EXPERIMENT #5: ORMULUM (12th century)
The Ormulum is an early Middle English poem written in a distinctively phonetic orthography that suits it well for the purposes of this project. This time there’s no question: the great vowel shift has not yet occurred—by several centuries. Because of that, I’ve had to go “under the hood” of eSpeak to create the [[A]] phoneme. (I’ve taken the simplest possible approach to this, cutting and pasting the corresponding German-language entry into the ph_english file, adding [[A]] to the English phoneme list in dict_phonemes, and then recompiling phoneme data in espeakedit.) The correspondences between Ormulum characters and eSpeak phoneme mnemonics are fairly straightforward, the only significant peculiarity being that short vowels are shown by doubling the following consonant. So here’s a representative passage, with stressed syllables inferred from the poetic structure:
Beforen that the Laferd [=Lord] Christ
Was comen here to manne
Was all this middle world full
Of sinnes thesternesse [=darkness],
Forthi that [=because] Christ, the worldes light,
Nas [=wasn’t] nought yet comen thanne [=then]

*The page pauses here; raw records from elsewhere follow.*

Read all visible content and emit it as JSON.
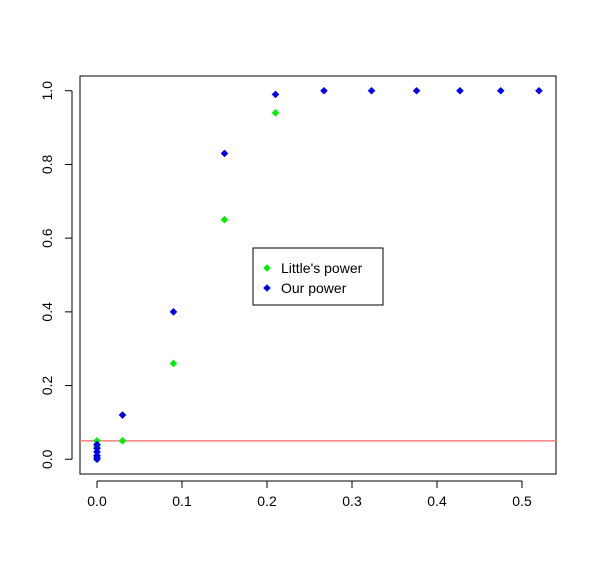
{
  "chart_data": {
    "type": "scatter",
    "title": "",
    "xlabel": "",
    "ylabel": "",
    "xlim": [
      -0.02,
      0.54
    ],
    "ylim": [
      -0.04,
      1.04
    ],
    "xticks": [
      0.0,
      0.1,
      0.2,
      0.3,
      0.4,
      0.5
    ],
    "xtick_labels": [
      "0.0",
      "0.1",
      "0.2",
      "0.3",
      "0.4",
      "0.5"
    ],
    "yticks": [
      0.0,
      0.2,
      0.4,
      0.6,
      0.8,
      1.0
    ],
    "ytick_labels": [
      "0.0",
      "0.2",
      "0.4",
      "0.6",
      "0.8",
      "1.0"
    ],
    "grid": false,
    "legend_position": "center",
    "reference_line": {
      "orientation": "horizontal",
      "y": 0.05,
      "color": "#f08080"
    },
    "series": [
      {
        "name": "Little's power",
        "color": "#00ee00",
        "marker": "diamond",
        "x": [
          0.0,
          0.0,
          0.0,
          0.0,
          0.0,
          0.0,
          0.0,
          0.03,
          0.09,
          0.15,
          0.21
        ],
        "y": [
          0.05,
          0.04,
          0.035,
          0.03,
          0.02,
          0.01,
          0.0,
          0.05,
          0.26,
          0.65,
          0.94
        ]
      },
      {
        "name": "Our power",
        "color": "#0000ee",
        "marker": "diamond",
        "x": [
          0.0,
          0.0,
          0.0,
          0.0,
          0.0,
          0.0,
          0.03,
          0.09,
          0.15,
          0.21,
          0.267,
          0.323,
          0.376,
          0.427,
          0.475,
          0.52
        ],
        "y": [
          0.04,
          0.03,
          0.02,
          0.01,
          0.005,
          0.0,
          0.12,
          0.4,
          0.83,
          0.99,
          1.0,
          1.0,
          1.0,
          1.0,
          1.0,
          1.0
        ]
      }
    ]
  }
}
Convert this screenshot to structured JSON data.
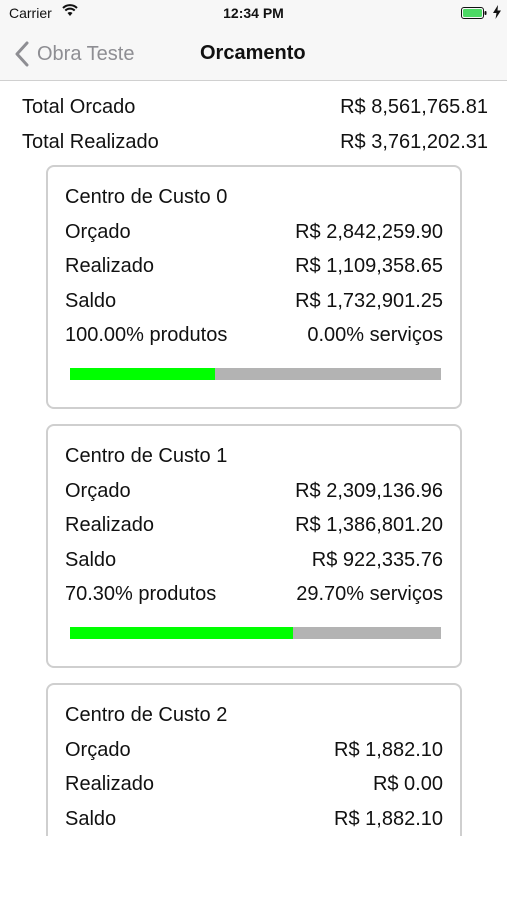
{
  "status_bar": {
    "carrier": "Carrier",
    "time": "12:34 PM"
  },
  "nav": {
    "back_label": "Obra Teste",
    "title": "Orcamento"
  },
  "totals": [
    {
      "label": "Total Orcado",
      "value": "R$ 8,561,765.81"
    },
    {
      "label": "Total Realizado",
      "value": "R$ 3,761,202.31"
    }
  ],
  "cost_centers": [
    {
      "title": "Centro de Custo 0",
      "rows": [
        {
          "label": "Orçado",
          "value": "R$ 2,842,259.90"
        },
        {
          "label": "Realizado",
          "value": "R$ 1,109,358.65"
        },
        {
          "label": "Saldo",
          "value": "R$ 1,732,901.25"
        },
        {
          "label": "100.00% produtos",
          "value": "0.00% serviços"
        }
      ],
      "progress_fraction": 0.39
    },
    {
      "title": "Centro de Custo 1",
      "rows": [
        {
          "label": "Orçado",
          "value": "R$ 2,309,136.96"
        },
        {
          "label": "Realizado",
          "value": "R$ 1,386,801.20"
        },
        {
          "label": "Saldo",
          "value": "R$ 922,335.76"
        },
        {
          "label": "70.30% produtos",
          "value": "29.70% serviços"
        }
      ],
      "progress_fraction": 0.6
    },
    {
      "title": "Centro de Custo 2",
      "rows": [
        {
          "label": "Orçado",
          "value": "R$ 1,882.10"
        },
        {
          "label": "Realizado",
          "value": "R$ 0.00"
        },
        {
          "label": "Saldo",
          "value": "R$ 1,882.10"
        }
      ]
    }
  ],
  "colors": {
    "progress_fill": "#00ff00",
    "progress_track": "#b3b3b3",
    "card_border": "#cfcfcf",
    "nav_back": "#8e8e93",
    "battery": "#4cd964"
  },
  "icons": {
    "status": [
      "wifi-icon",
      "battery-icon",
      "charging-bolt-icon"
    ],
    "nav": [
      "chevron-left-icon"
    ]
  }
}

For to begripen [=seize hold of] all mankind
Of [=from] heathendom and dwilde [=error],
And for to shewen what was good
And what was evil deede,
And how man mighte quemen [=please] God
And adlen [=earn] heavenes blisse
And standen yain [=against] the lathe [=loathsome] ghost
And all forbowyen [=avoid] helle.
I think those five experiments are enough to serve as a proof of concept for now. They show that historical phonographic scripts can be converted meaningfully into sound by modern speech synthesis software, either using the software “as is” or with modifications as in the last case. Many additional scripts could easily be played in the same way, such as the Deseret alphabet, while others would take more work, such as Melville Bell’s “Visible Speech.” A more rigorous application of this idea would, I think, also require “undoing” some of the built-in rules of the English voices in eSpeak (maybe just by removing the “IF” statements, though I’d need to study this further). More soon, perhaps!
(Post updated August 25, 2014, to include facsimiles of the original texts.)